Doch mit den Fenstern ist es lange nicht getan. Der Brandschutz muss ertüchtigt werden: Es geht um Fluchtwege und Brandschutztüren. Zudem soll das Rathaus irgendwann barrierefrei sein: Dafür muss ein Aufzug eingebaut werden, gegebenenfalls ein zweites Treppenhaus. Alle Räume im Altbau brauchen neue Belichtung, neue Böden und einen neuen Anstrich.

Weil die Verwaltung wächst, fehlen Büros. Alle Kapazitäten sind mittlerweile erschöpft. Daher muss nachgedacht werden, wo Platz geschaffen werden kann: Indem man das Dachgeschoss des Neubaus ausbaut? Oder das Erdgeschoss-Gebäude erweitert oder neu baut? Mehr Mitarbeiter bedeutet auch, dass es größere (und neuere) WC-Anlagen braucht.

Seidl sagte dazu, das Rathaus sein in den 1990er-Jahren erweitert worden – „ohne sich Gedanken zu machen, wie Verwaltungsarbeit funktioniert“. Weil die Büros sich auf Alt- und Neubau verteilen, die Verbindung aber schwierig ist, müsse man immer „runter, rüber, rauf“. Es gelte, eine bessere Verflechtung der beiden Häuser zu schaffen.
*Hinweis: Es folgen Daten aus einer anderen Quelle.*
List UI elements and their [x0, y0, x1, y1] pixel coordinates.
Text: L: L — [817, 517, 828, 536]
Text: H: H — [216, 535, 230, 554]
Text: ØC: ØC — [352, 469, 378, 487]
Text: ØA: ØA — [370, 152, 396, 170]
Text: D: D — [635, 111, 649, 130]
Was das Ganze kostet, ist noch völlig unklar. „Vielleicht müssen wir wegen der hohen Summe europaweit ausschreiben“, sagte Meinhold. Der Rathauschef fügte hinzu, dass man zuerst die Brandschutz- und die energetische Sanierung umsetzen müsse. „Bei den anderen Sachen stehen wir nicht unter Zugzwang.“ Man werde noch sehen, in welchem Tempo und in welchen Abschnitten die Generalsanierung machbar sei.

Der Gemeinderat einigte sich auf Folgendes: Es wird ein Konzept für die Sanierung erstellt, dann sollen die Kosten geschätzt werden. Beides soll auch das Büro Winzinger übernehmen.

Ein weiteres Maisacher Mammutprojekt.